In February 2021, Australia clearly stated that “The International Criminal Court should not exercise jurisdiction in this matter” and “matters relating to territory and borders can only be resolved through direct negotiations between Israel and the Palestinians.”

This is critical information of which the Minister should be made aware. However, none of this data was provided to the Minister by MFAT in the briefing. We asked MFAT why they withheld such important information but they have not responded at the time of publication.

A hint to the reasons may lie in another of the briefing points, in which MFAT officials write “Naftali Bennett, leader of the far-right Yamina party and former ally of Netanyahu’s [sic], became Prime Minister…”. Most reasonable people would not classify Yamina as a “far-right” party. Even Wikipedia refers to Yamina as “an Israeli political alliance of right-wing parties”. Yamina accepted (and was accepted by) a coalition government with socialists and an Islamist party – that should be evidence enough that they are not as extreme as MFAT would like to paint them.

There is some room for hope, though. The MFAT officials do acknowledge that there is anti-Israel bias in the UNGA resolutions. They write that they recommend abstaining on (not opposing) “only four” of the resolutions because they fail “to take account of the need to engage with Israel in a constructive way…”

The briefing also suggests that New Zealand should support “Israel’s right to exist in peace and security” and that “direct negotiations between the parties will eventually be the only way to achieve a sustainable agreement…”

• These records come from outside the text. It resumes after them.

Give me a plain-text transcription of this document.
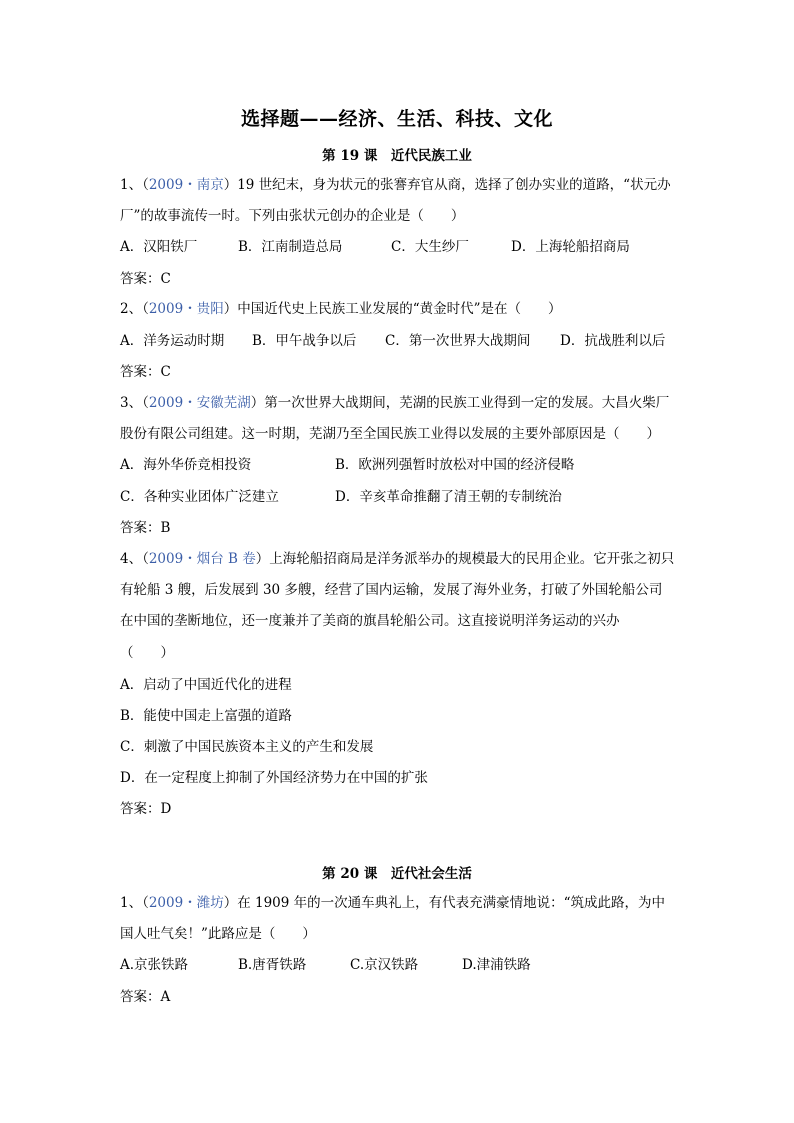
选择题——经济、生活、科技、文化
第 19 课　近代民族工业
1、（2009・南京）19 世纪末，身为状元的张謇弃官从商，选择了创办实业的道路，“状元办
厂”的故事流传一时。下列由张状元创办的企业是（　　）
A．汉阳铁厂	B．江南制造总局	C．大生纱厂	D．上海轮船招商局
答案：C
2、（2009・贵阳）中国近代史上民族工业发展的“黄金时代”是在（　　）
A．洋务运动时期 B．甲午战争以后 C．第一次世界大战期间 D．抗战胜利以后
答案：C
3、（2009・安徽芜湖）第一次世界大战期间，芜湖的民族工业得到一定的发展。大昌火柴厂
股份有限公司组建。这一时期，芜湖乃至全国民族工业得以发展的主要外部原因是（　　）
A．海外华侨竞相投资	B．欧洲列强暂时放松对中国的经济侵略
C．各种实业团体广泛建立	D．辛亥革命推翻了清王朝的专制统治
答案：B
4、（2009・烟台 B 卷）上海轮船招商局是洋务派举办的规模最大的民用企业。它开张之初只
有轮船 3 艘，后发展到 30 多艘，经营了国内运输，发展了海外业务，打破了外国轮船公司
在中国的垄断地位，还一度兼并了美商的旗昌轮船公司。这直接说明洋务运动的兴办
（　　）
A．启动了中国近代化的进程
B．能使中国走上富强的道路
C．刺激了中国民族资本主义的产生和发展
D．在一定程度上抑制了外国经济势力在中国的扩张
答案：D
第 20 课　近代社会生活
1、（2009・潍坊）在 1909 年的一次通车典礼上，有代表充满豪情地说：“筑成此路，为中
国人吐气矣！”此路应是（　　）
A.京张铁路	B.唐胥铁路	C.京汉铁路	D.津浦铁路
答案：A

While we can be grateful for these concessions we would expect the Minister to have received a far more in-depth and comprehensive briefing of what is a complex situation.

 

UPDATE (26 Feb 2022)

MFAT have responded to questions about why there was no information about various countries strong opposition to the ICC probe, saying

The submission is intended to contain a summary of information relevant to Aotearoa New Zealand’s approach to votes on Middle East-related issues in the United Nations General Assembly.